A more pythonic (and efficient) way of producing the same result is to use the standard __Counter__ module:

In [None]:
word_counts = Counter(text_words)
pprint(word_counts)

Counter({'mary': 6,
         'lamb': 5,
         'little': 4,
         'went': 4,
         'had': 2,
         'a': 2,
         'was': 2,
         'everywhere': 2,
         'that': 2,
         'whose': 1,
         'fleece': 1,
         'white': 1,
         'as': 1,
         'snow': 1,
         'and': 1,
         'the': 1,
         'sure': 1,
         'to': 1,
         'go': 1})


From which we can easily generate the __text_vector__ and __word_dict__ data structures:

In [None]:
items = list(word_counts.items())

# Extract word dictionary and vector representation
word_dict2 = dict([[items[i][0], i] for i in range(len(items))])
text_vector2 = [items[i][1] for i in range(len(items))]

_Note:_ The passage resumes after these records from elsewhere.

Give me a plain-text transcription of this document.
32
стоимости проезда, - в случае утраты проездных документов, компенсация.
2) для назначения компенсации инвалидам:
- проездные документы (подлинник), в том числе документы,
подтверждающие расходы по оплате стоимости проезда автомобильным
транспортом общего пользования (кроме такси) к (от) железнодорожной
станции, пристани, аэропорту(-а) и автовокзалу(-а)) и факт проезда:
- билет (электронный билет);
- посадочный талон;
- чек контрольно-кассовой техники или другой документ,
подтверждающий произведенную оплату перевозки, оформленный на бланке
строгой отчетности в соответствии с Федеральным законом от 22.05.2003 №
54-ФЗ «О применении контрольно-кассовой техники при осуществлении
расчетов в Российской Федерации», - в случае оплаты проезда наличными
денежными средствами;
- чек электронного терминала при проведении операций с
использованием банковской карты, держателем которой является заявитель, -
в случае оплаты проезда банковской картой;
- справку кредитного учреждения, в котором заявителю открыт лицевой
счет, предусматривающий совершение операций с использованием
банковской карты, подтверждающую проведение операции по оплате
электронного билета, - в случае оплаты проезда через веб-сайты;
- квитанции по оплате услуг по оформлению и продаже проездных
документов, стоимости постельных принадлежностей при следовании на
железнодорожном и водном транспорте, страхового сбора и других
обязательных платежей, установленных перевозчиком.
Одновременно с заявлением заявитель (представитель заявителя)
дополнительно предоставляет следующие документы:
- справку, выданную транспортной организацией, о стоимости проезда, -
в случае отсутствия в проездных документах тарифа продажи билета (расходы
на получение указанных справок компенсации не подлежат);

And let's take a look at them:

In [None]:
print("Text vector:", text_vector2, "\n\nWord dictionary:")
pprint(word_dict2)

NameError: name 'text_vector2' is not defined

The results using this approach are slightly different than the previous ones, because the words are mapped to different integer ids but the corresponding values are the same:

In [None]:
for word in word_dict.keys():
    if text_vector[word_dict[word]] != text_vector2[word_dict2[word]]:
        print("Error!")

As expected, there are no differences!